身体中の熱がそこに集中していて、硬く張りつめている。

「触れて欲しいと、滴を溢しているな」

くつりと笑い、芹沢は俺の両膝に手を置くと更に足を開かせた。

「ぁ、っ……」

制止の言葉をかける暇も無い。

芹沢の目に、今の俺の姿はどう映っているのか。
手を拘束されて、視界も奪われ、胸元を舐められただけで雄を勃たせている。

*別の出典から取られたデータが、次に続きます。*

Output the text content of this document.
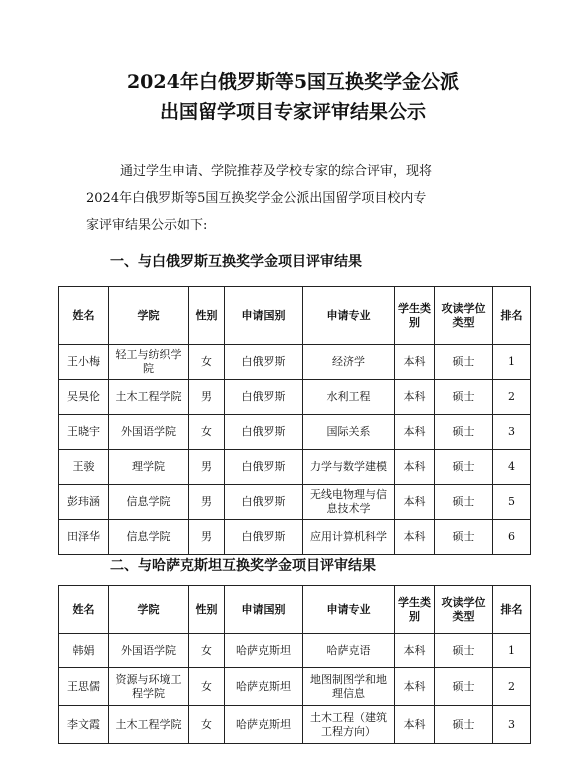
2024年白俄罗斯等5国互换奖学金公派
出国留学项目专家评审结果公示
通过学生申请、学院推荐及学校专家的综合评审，现将
2024年白俄罗斯等5国互换奖学金公派出国留学项目校内专
家评审结果公示如下:
一、与白俄罗斯互换奖学金项目评审结果
姓名	学院	性别	申请国别	申请专业	学生类别	攻读学位类型	排名
王小梅	轻工与纺织学院	女	白俄罗斯	经济学	本科	硕士	1
吴昊伦	土木工程学院	男	白俄罗斯	水利工程	本科	硕士	2
王晓宇	外国语学院	女	白俄罗斯	国际关系	本科	硕士	3
王骏	理学院	男	白俄罗斯	力学与数学建模	本科	硕士	4
彭玮涵	信息学院	男	白俄罗斯	无线电物理与信息技术学	本科	硕士	5
田泽华	信息学院	男	白俄罗斯	应用计算机科学	本科	硕士	6
二、与哈萨克斯坦互换奖学金项目评审结果
姓名	学院	性别	申请国别	申请专业	学生类别	攻读学位类型	排名
韩娟	外国语学院	女	哈萨克斯坦	哈萨克语	本科	硕士	1
王思儒	资源与环境工程学院	女	哈萨克斯坦	地图制图学和地理信息	本科	硕士	2
李文霞	土木工程学院	女	哈萨克斯坦	土木工程（建筑工程方向）	本科	硕士	3
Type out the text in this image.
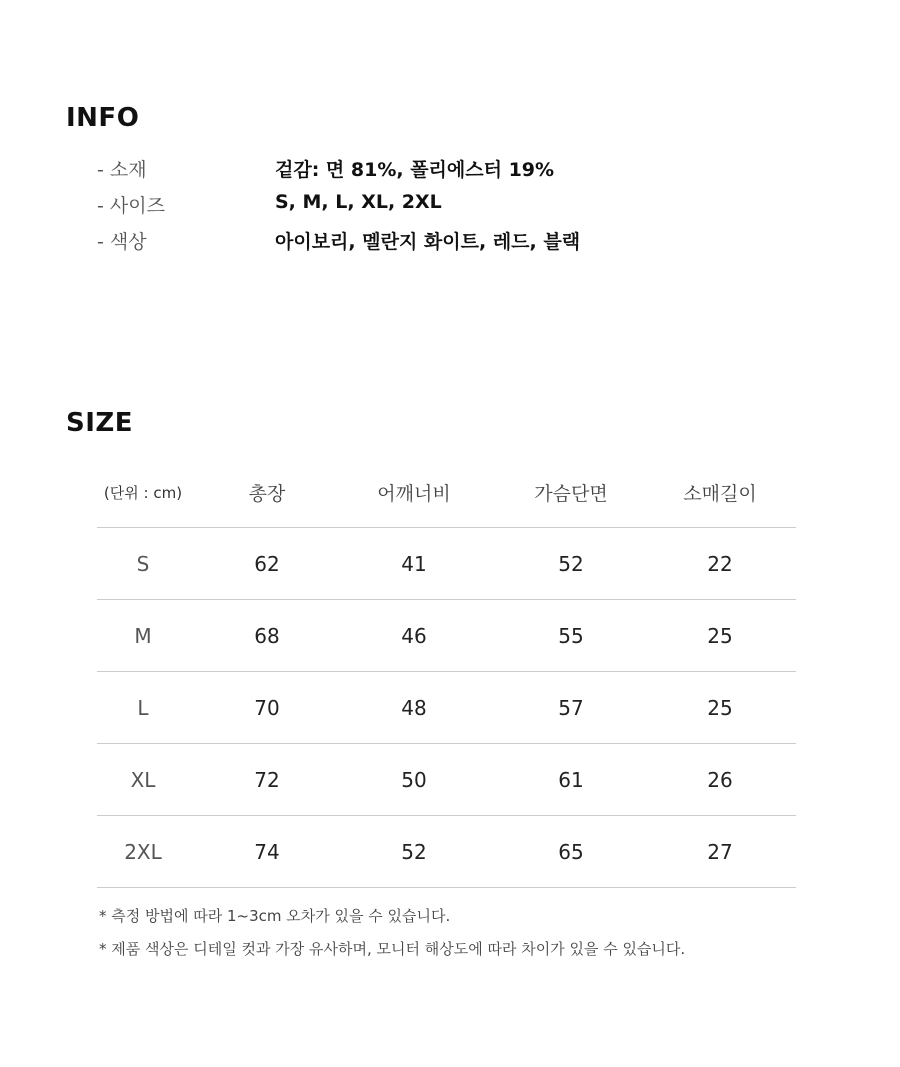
INFO
- 소재	겉감: 면 81%, 폴리에스터 19%
- 사이즈	S, M, L, XL, 2XL
- 색상	아이보리, 멜란지 화이트, 레드, 블랙
SIZE
(단위 : cm)	총장	어깨너비	가슴단면	소매길이
S	62	41	52	22
M	68	46	55	25
L	70	48	57	25
XL	72	50	61	26
2XL	74	52	65	27
* 측정 방법에 따라 1~3cm 오차가 있을 수 있습니다.
* 제품 색상은 디테일 컷과 가장 유사하며, 모니터 해상도에 따라 차이가 있을 수 있습니다.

一体、いつの間にこんな体になってしまったのか。

「穴もいやらしく、ひくつかせているぞ」

「……わかっ、ている…から、言うなっ」

芹沢に抱かれ覚えた快楽は、芹沢に触れられると直ぐに体の表層に浮かび、体は自然に受け入れる態勢になり内側が蠢き縁が震える。

「穴にまで滴が流れているな」

「ふっ、ぁ」

不意にそこに指を一本押し付けられ、甘ったるい声が漏れた。
差し込まれると思われた指は、ただそこに触れているだけで、動かない。

「っ……芹沢、も、……」

「あぁ、欲しそうだな、指を自ら咥え込もうと、食い付いてくる」

だから、言うなと、言っただろう。

「せ、ぁっ、あぁっ……!」

何か言い返そうと開いた口からは、意味を成さない声が出る。
一気に差し込まれた指が、ぐにぐにと内壁を押し、擦っていく。

体の内と思考を撹拌し溶かしていく。
体はすぐに物足りなさを訴えてくる。
もっと深く、もっと奥まで、と。

「んぁっ……あ、あっ、」

縛られている両手で口元を覆うが、抑えきれない声が耳に届く。
毎度の事だが、これが己の声かと耳を疑う甘えた声。
目隠しなどされなくても、目など羞恥で開けていられない。

「声を抑えるな、芙蓉」

口元の手を掴まれ下ろされた、と思うと、内に指を挿れてからは放っておかれた胸元に、またぬるぬると舌が滑る。
胸の突起を舐めて、グッと噛み付き、口内に含まれて吸われる。

「あっ、や、……ぁあっ」

内の凝りを芹沢の指が強く押してきて、びくりと体が跳ね、自身の雄が脈打ち、俺は精を放った。
腹の上に己の出した生暖かいものが掛かり、ふるりと身が震える。

荒く息を吐いていると、芹沢の手が頬を撫ぜる。

「初めてこちらだけで達したな、芙蓉」

言われて気付く。
まだ、雄には触れられていなかった。

「あっ、芹沢、ま、……」

その事の意味を考える前に、内側にある芹沢の指が更に強く凝りを擦ってきて、散らした筈の熱が戻ってくる。